Over in Oak Park, Monday, a unanimous village board took the seemingly modest step of approving a $65,000 contract with a consultant to study traffic patterns and volume along Washington and Jackson boulevards. How can this be notable? Only because it sets up, a decade later, some sort of final action to retool the four-lane portions of Madison Street into a street more approachable by pedestrians and bicyclists, especially our school-age kids, more conducive to new residential and commercial development, and more in keeping with what are, on either side of Madison, terrific residential neighborhoods.

So-called “traffic-calming” measures are ripe for teasing. Hard to come up with a more jargony government term than “traffic-calming.” Doesn’t mean it isn’t a good idea.
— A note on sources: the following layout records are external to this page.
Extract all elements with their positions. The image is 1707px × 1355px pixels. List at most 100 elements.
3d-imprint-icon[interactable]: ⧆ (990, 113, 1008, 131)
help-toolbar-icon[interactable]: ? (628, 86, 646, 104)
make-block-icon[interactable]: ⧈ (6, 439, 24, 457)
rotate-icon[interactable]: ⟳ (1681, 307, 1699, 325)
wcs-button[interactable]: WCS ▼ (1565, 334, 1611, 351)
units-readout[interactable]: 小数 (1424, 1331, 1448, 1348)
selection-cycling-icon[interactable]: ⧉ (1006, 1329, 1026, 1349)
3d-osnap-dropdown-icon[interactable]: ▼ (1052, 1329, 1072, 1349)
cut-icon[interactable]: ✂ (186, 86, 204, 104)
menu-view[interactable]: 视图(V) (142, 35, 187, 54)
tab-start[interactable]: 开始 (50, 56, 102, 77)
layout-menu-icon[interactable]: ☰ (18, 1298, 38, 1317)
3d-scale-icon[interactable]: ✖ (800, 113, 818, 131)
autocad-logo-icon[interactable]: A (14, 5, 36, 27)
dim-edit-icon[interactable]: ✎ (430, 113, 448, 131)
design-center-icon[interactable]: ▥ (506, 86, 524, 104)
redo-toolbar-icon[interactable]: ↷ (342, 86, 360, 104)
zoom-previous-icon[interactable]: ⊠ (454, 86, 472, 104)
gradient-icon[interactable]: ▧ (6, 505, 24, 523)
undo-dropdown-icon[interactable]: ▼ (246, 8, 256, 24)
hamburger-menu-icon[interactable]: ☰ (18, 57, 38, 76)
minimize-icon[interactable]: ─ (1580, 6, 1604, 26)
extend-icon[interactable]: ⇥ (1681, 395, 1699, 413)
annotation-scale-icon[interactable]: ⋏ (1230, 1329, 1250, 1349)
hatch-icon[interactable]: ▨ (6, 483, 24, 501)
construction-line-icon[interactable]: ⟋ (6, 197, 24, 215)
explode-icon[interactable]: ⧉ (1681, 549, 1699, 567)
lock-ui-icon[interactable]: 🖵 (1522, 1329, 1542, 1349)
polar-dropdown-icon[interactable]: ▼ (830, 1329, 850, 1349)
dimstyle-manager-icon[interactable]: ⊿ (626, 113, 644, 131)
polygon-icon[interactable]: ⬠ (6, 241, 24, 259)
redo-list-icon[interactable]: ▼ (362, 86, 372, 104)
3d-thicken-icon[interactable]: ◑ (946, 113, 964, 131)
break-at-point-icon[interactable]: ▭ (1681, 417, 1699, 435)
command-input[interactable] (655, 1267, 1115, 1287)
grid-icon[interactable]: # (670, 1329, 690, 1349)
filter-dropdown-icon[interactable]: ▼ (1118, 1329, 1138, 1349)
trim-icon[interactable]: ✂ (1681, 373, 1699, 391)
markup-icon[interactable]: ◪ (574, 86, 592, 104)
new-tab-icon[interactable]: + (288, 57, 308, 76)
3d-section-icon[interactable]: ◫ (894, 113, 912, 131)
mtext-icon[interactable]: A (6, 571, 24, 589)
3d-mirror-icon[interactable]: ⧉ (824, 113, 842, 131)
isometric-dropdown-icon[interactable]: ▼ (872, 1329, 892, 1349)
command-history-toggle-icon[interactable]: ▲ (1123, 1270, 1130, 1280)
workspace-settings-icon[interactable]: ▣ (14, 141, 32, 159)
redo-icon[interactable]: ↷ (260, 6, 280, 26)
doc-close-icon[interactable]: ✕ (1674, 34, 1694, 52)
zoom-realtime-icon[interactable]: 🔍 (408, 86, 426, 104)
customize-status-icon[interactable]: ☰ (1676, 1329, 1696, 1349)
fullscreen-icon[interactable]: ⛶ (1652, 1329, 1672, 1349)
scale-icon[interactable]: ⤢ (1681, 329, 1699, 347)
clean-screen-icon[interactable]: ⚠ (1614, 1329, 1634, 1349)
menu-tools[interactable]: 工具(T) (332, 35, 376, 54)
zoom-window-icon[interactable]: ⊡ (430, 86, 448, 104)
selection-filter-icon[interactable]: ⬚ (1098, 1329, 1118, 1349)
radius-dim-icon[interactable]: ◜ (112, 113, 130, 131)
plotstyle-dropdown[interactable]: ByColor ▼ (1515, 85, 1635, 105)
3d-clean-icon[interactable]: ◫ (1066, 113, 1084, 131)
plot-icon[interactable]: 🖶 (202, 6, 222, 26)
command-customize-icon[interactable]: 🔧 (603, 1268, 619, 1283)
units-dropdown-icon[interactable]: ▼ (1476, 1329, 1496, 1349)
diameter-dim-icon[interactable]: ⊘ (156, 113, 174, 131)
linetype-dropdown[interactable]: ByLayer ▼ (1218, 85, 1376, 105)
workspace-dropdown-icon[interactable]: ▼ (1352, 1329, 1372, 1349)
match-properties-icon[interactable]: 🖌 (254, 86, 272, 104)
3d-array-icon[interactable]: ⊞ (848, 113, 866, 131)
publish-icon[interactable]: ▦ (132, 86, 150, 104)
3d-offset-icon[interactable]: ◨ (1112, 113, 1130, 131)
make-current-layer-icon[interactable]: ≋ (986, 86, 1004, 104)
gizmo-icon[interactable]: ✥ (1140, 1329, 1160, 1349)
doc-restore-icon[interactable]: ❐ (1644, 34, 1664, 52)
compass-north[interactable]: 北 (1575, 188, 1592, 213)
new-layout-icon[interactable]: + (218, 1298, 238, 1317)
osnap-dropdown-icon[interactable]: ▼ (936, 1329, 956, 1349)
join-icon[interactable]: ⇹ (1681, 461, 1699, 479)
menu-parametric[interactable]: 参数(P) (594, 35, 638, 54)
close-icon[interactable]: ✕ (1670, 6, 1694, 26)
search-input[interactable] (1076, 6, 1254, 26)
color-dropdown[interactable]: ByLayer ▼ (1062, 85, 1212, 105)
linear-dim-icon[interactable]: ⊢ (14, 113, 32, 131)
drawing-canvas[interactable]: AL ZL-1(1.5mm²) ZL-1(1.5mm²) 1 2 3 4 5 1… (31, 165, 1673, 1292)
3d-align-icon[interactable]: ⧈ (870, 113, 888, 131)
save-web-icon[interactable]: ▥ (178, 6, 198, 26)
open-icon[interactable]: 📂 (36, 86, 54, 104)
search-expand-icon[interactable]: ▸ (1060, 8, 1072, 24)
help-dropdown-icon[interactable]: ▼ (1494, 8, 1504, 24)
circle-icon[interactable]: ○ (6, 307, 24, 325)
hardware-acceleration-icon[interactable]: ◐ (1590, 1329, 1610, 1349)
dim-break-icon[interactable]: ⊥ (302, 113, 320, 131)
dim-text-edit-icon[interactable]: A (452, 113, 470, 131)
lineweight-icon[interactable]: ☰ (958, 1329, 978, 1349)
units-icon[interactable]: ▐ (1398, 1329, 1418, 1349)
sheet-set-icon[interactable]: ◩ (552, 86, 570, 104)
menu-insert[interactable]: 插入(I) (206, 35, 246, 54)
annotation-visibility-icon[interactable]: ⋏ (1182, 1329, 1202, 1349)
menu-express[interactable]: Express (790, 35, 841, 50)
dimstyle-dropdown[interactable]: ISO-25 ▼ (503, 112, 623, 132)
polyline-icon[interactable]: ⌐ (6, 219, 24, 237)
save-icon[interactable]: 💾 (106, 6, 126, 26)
In recent years, as this page has often made plain, Oak Park’s village government has effectively turned its eye and its resources to Madison Street. To have attention paid to a commercial area that is not downtown Oak Park is a victory in and of itself. Changes in zoning, several modest to medium successes in development, and soon-to-be approved changes in traffic patterns all set this street up for a notable new mixed-use development of village-owned property at Madison Street and Oak Park Avenue. 

And important not to lose track that multiple decisions on Madison have a Dec. 31 deadline as the TIF is set to expire and money in that fund will need to be, at least, committed to specific projects by then.

In both River Forest and Oak Park, our village boards, for the most part, work. Good to see headway on these long-discussed, long-delayed projects.